Up to half of the tens of thousands of U.S.-funded Afghan National Defense and Security Forces (ANDSF) troops deployed to combat terrorism in southern Afghanistan’s volatile Helmand province “do not exist,” notes a U.S. watchdog agency appointed by Congress, citing the province’s police chief.
Nevertheless, all Afghan security forces are getting paid with U.S. taxpayer funds, including the nonexistent ones.
In an August 5 letter addressed to the U.S. Secretary of Defense and published on Friday, which marked the 15th year of the Afghanistan war, the U.S. Inspector General for Afghanistan Reconstruction (SIGAR), the watchdog, highlighted the problems of “ghost” service members within the ANDSF.
Overall, the letter suggested that of the 319,595 members of the ANDSF, which includes police and army units, nearly 200,000 do not exist.
In Helmand alone, a longtime Taliban stronghold that is considered one of the deadliest places for U.S.-led coalition forces, up to half of the 26,000 ANDSF troops assigned to the province are “ghost” service members, the provincial police chief declared earlier this year.
“There are around 10,000 police personnel in the structure of police force in Helmand plus 16,000 army soldiers along with public protection forces and border security forces. According to my information, 40 to 50 percent of the force did not exist physically when we asked for help during operations,” he explained. “Salaries of ghost soldiers had been received during the past eight months and the money has gone to personal accounts.”
Furthermore, the governor of Helmand also noted that “there are ghost soldiers within the security forces in Helmand” and that officials there have “discovered at least 400 and scrapped them from the list.”

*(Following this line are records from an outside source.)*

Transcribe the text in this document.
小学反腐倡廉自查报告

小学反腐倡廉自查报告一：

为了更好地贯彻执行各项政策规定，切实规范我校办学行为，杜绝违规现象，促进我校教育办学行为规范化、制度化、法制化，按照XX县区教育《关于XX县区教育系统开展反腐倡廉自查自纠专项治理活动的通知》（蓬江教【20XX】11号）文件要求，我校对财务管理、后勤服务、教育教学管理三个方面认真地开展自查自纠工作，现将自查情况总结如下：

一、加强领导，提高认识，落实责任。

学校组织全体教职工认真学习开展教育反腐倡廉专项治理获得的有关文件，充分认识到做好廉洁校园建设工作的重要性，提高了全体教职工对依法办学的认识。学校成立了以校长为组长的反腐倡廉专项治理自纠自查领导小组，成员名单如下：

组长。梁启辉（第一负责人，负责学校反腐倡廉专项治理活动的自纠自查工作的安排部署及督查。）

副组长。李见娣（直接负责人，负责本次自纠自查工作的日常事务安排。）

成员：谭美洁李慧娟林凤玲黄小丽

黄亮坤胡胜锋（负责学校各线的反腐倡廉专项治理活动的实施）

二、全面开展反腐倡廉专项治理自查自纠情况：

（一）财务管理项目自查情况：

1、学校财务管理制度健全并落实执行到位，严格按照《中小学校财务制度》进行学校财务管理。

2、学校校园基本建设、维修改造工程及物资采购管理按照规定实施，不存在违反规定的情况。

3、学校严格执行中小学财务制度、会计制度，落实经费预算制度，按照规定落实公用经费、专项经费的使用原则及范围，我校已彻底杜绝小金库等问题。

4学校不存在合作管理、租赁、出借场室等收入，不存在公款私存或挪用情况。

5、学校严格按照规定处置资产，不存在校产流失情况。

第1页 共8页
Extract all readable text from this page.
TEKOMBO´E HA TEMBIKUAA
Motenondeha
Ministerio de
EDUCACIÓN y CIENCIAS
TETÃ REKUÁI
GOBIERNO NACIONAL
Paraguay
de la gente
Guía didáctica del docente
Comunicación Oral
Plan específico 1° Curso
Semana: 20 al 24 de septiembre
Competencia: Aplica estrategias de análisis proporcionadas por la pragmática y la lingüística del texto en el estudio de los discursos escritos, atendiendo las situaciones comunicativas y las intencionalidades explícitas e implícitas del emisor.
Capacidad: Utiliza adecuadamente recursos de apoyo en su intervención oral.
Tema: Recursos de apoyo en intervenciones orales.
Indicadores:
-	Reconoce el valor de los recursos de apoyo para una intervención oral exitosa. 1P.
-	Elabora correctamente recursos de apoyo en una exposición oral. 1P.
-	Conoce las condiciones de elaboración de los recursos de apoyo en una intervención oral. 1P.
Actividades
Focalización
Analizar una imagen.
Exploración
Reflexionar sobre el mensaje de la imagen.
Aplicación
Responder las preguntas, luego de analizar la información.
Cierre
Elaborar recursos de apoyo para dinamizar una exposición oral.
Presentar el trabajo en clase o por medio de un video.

In April 2015, SIGAR reported that Inaccurate and unreliable data on Afghan security personnel may place America’s security and billions of U.S. taxpayer funds at risk, adding that the United States has spent nearly $70 billion to recruit, train, equip, house, feed, supply, and pay the salaries” of the ANDSF, including those of “hollow” Afghan brigades that do not really exist.

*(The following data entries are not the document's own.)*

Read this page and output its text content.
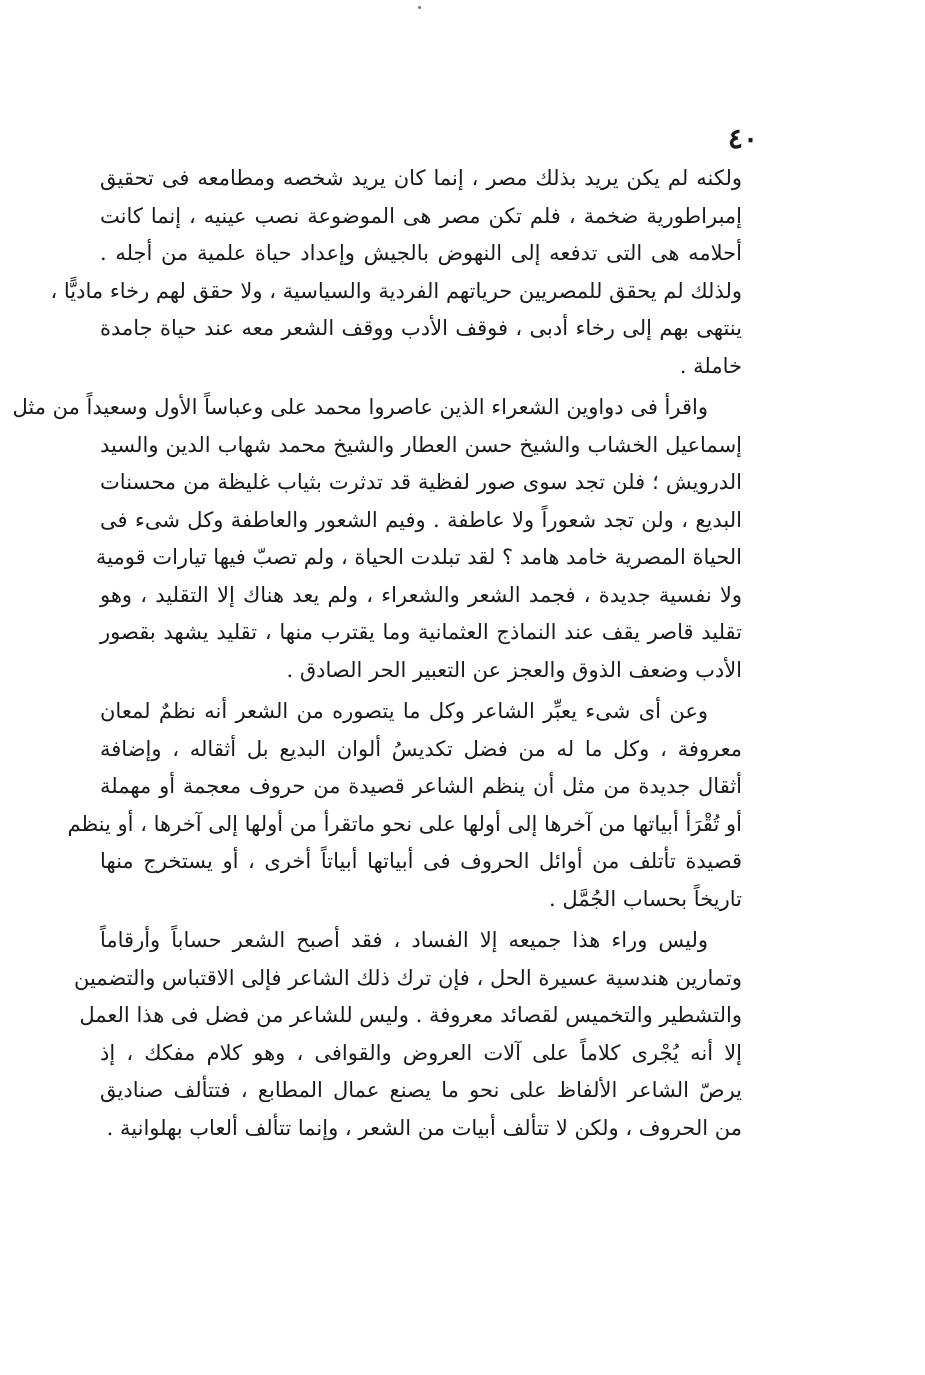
٤٠

ولكنه لم يكن يريد بذلك مصر ، إنما كان يريد شخصه ومطامعه فى تحقيق
إمبراطورية ضخمة ، فلم تكن مصر هى الموضوعة نصب عينيه ، إنما كانت
أحلامه هى التى تدفعه إلى النهوض بالجيش وإعداد حياة علمية من أجله .
ولذلك لم يحقق للمصريين حرياتهم الفردية والسياسية ، ولا حقق لهم رخاء ماديًّا ،
ينتهى بهم إلى رخاء أدبى ، فوقف الأدب ووقف الشعر معه عند حياة جامدة
خاملة .

واقرأ فى دواوين الشعراء الذين عاصروا محمد على وعباساً الأول وسعيداً من مثل
إسماعيل الخشاب والشيخ حسن العطار والشيخ محمد شهاب الدين والسيد
الدرويش ؛ فلن تجد سوى صور لفظية قد تدثرت بثياب غليظة من محسنات
البديع ، ولن تجد شعوراً ولا عاطفة . وفيم الشعور والعاطفة وكل شىء فى
الحياة المصرية خامد هامد ؟ لقد تبلدت الحياة ، ولم تصبّ فيها تيارات قومية
ولا نفسية جديدة ، فجمد الشعر والشعراء ، ولم يعد هناك إلا التقليد ، وهو
تقليد قاصر يقف عند النماذج العثمانية وما يقترب منها ، تقليد يشهد بقصور
الأدب وضعف الذوق والعجز عن التعبير الحر الصادق .

وعن أى شىء يعبِّر الشاعر وكل ما يتصوره من الشعر أنه نظمٌ لمعان
معروفة ، وكل ما له من فضل تكديسُ ألوان البديع بل أثقاله ، وإضافة
أثقال جديدة من مثل أن ينظم الشاعر قصيدة من حروف معجمة أو مهملة
أو تُقْرَأ أبياتها من آخرها إلى أولها على نحو ماتقرأ من أولها إلى آخرها ، أو ينظم
قصيدة تأتلف من أوائل الحروف فى أبياتها أبياتاً أخرى ، أو يستخرج منها
تاريخاً بحساب الجُمَّل .

وليس وراء هذا جميعه إلا الفساد ، فقد أصبح الشعر حساباً وأرقاماً
وتمارين هندسية عسيرة الحل ، فإن ترك ذلك الشاعر فإلى الاقتباس والتضمين
والتشطير والتخميس لقصائد معروفة . وليس للشاعر من فضل فى هذا العمل
إلا أنه يُجْرى كلاماً على آلات العروض والقوافى ، وهو كلام مفكك ، إذ
يرصّ الشاعر الألفاظ على نحو ما يصنع عمال المطابع ، فتتألف صناديق
من الحروف ، ولكن لا تتألف أبيات من الشعر ، وإنما تتألف ألعاب بهلوانية .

The Pentagon refused to comment on whether the Obama administration is concerned about “ghost” Afghan troops receiving U.S. taxpayer funds, jeopardizing U.S. gains, and placing American military troops at risk. It would not say whether any American troops have been killed our wounded after going into battle with nonexistent backing.
The lives of U.S. and Afghan troops may be endangered when they are sent on missions with Afghan soldiers who turn out to be “ghosts.”
The Associated Press (AP) noted earlier this year, “The heaviest cost of the ghost soldier phenomenon is being exacted on the battlefield.”
President Barack Obama has withdrawn the majority of U.S. military troops from Afghanistan, driving American troops to increase their reliance on their Afghan counterparts.
For over a year, SIGAR has noted that the Obama administration is clueless about how many ANDSF troops “actually exist.”